After making several trips to Goodwill, battling scary things in the refrigerator, and forcing our belongings onto friends and family, we are almost ready to leave Ballard. The next two weeks are going to be pretty crazy--we'll spend a few days in Burien with Joan and Fred, then fly to LA on Thursday for Tony and Becky-time (I hear wine country might be involved?!), then onto Chicago to visit Grandma Rose, then to Atlanta to visit my people. Then we fly to Philadelphia on the 27th for two and a half days of staging, where we will meet all the other people who are embarking on this adventure with us, fill out lots of paperwork, learn some stuff, and I think get injected with various things to keep the tropical diseases away. We'll take some sort of bus to NYC and then get on a 5pm flight to Accra, Ghana on Sept. 29th. It's an 11-hour flight, and it's direct, which is fantastic.

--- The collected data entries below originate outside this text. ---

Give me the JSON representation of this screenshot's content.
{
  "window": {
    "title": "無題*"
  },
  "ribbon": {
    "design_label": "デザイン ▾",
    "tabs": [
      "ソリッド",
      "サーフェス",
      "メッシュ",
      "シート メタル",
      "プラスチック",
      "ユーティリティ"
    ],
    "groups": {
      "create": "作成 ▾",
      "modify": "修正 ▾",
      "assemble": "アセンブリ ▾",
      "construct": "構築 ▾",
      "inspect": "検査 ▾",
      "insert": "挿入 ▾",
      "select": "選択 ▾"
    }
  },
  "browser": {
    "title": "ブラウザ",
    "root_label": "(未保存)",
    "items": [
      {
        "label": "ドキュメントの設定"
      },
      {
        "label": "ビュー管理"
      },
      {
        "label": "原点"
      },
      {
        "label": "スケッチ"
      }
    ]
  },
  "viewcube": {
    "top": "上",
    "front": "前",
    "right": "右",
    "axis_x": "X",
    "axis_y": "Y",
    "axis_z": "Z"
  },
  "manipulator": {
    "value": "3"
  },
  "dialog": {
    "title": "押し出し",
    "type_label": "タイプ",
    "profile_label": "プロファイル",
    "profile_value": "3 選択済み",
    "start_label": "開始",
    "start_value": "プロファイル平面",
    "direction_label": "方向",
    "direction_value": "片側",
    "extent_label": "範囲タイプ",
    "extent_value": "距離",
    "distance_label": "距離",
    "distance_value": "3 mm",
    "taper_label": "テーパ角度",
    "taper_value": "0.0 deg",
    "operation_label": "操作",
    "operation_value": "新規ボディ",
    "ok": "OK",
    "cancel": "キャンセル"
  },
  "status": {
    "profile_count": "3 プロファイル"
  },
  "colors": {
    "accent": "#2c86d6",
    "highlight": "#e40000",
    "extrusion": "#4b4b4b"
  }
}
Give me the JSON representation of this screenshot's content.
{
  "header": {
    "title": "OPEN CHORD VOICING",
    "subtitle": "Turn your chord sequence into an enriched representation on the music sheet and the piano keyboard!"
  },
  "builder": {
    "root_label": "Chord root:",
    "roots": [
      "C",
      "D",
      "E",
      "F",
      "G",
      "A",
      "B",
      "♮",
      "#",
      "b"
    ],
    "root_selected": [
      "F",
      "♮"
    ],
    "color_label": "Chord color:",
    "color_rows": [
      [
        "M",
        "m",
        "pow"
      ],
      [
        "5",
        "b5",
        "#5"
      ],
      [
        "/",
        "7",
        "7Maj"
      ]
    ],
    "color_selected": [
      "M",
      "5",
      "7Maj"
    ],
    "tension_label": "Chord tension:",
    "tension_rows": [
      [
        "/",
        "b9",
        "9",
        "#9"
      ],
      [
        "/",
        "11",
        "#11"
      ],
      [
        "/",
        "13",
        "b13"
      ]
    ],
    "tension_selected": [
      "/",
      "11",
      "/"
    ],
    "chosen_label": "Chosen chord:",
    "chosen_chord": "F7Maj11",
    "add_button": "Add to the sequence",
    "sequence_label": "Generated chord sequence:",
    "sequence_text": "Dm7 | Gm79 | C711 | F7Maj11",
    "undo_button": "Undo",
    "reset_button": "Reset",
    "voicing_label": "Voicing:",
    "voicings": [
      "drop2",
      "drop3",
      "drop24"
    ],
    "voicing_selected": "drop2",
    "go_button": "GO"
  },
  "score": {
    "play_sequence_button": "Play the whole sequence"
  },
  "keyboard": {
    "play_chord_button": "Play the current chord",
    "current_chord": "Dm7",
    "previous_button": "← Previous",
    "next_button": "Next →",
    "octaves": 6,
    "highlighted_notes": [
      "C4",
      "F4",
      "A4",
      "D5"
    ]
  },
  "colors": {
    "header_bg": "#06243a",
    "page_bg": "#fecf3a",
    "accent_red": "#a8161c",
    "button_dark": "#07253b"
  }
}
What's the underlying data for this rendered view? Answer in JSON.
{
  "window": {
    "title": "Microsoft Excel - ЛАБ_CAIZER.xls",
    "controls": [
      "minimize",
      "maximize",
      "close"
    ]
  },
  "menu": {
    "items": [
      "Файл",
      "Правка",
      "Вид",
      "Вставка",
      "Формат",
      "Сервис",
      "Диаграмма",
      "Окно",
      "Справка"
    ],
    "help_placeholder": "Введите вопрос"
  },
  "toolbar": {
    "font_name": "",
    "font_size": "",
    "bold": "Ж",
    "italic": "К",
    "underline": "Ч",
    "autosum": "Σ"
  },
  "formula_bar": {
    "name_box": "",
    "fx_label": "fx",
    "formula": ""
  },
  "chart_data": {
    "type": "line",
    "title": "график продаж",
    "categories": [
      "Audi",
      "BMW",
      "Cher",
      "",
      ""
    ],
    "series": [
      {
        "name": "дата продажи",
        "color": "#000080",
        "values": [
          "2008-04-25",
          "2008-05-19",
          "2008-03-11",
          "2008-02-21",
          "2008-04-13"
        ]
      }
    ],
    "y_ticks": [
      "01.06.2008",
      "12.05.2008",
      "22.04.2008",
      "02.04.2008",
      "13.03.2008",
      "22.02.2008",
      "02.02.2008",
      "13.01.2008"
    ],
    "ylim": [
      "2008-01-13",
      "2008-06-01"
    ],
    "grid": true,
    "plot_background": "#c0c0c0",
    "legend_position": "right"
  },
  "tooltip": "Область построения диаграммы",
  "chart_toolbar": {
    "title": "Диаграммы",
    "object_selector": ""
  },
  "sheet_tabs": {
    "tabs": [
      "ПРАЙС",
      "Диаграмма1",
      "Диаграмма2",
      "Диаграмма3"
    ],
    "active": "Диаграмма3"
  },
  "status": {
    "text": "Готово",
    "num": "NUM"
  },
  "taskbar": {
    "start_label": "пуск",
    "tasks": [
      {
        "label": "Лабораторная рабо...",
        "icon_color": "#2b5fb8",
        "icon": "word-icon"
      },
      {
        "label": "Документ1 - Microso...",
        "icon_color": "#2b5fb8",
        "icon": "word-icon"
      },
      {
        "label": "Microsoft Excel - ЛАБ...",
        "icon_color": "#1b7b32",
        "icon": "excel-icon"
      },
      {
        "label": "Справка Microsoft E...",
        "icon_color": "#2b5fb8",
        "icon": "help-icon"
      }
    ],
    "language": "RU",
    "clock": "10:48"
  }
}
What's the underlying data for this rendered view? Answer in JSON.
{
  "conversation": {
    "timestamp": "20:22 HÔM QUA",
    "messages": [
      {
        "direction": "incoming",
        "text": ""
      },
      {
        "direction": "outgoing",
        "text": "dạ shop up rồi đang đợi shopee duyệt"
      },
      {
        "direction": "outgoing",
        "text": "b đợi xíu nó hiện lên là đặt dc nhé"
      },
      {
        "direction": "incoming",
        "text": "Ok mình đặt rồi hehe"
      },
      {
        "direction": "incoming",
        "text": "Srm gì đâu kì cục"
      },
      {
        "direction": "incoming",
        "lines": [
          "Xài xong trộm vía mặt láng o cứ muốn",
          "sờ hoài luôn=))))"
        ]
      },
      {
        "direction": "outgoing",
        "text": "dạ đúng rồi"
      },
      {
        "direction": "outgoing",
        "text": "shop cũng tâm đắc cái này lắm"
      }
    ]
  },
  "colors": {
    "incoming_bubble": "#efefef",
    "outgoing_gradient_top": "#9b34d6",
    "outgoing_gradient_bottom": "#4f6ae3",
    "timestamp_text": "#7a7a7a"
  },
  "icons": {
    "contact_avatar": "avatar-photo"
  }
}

We'll spend the first four days or so in the capitol, and then mosey on up to the little village(?) of Kukurantumi (2 hours from Accra), where we will live with a family for ten weeks for pre-service training. I haven't been able to find out too much about Kukurantumi, except that it is in the Eastern Region, which is the "mountainous region", and that there is a monkey sanctuary and Ghana's tallest waterfall nearby. Sounds like our kind of place! Our literature says there is very limited internet access there, so hopefully we'll be able to post something at least once or twice during this time.
We should find out in the first couple weeks of training specifically where we'll be for our actual service. The country is really diverse, ranging from tropical rainforest to desert, and from Ashanti chiefdoms to Islamic cultures, and there are over 60 languages spoken in this country that's roughly the size of Oregon. We've been practicing our Twi (the most widely-spoken native language) so it would be nice if we were placed in a Twi-speaking region, but I think we'd be happy anywhere. Our history in New Mexico makes us both kind of itch to live in the desert again. But on the other hand you have lush rainforest with exciting wildlife. Either way we win.
As excited as we are to be doing this, we are also sad because we know we are really really really going to miss our friends and family. If you'd like to write us, feel free to send us an email anytime or, if you're really ambitious, you can send us a postcard or a letter. If it's a postcard, though, apparently you should put it in an envelope because postcards end up on the walls of the Ghanaian post offices! Here's our mailing address for the first three months:
JJ Gama-Lobo and/or Kirsten Tuhus, PCT
Peace Corps
PO Box 5796
Accra North
Ghana
And I guess that's all for now. Our next blog should be awesome and stuff --- so keep an eye in the sky for it.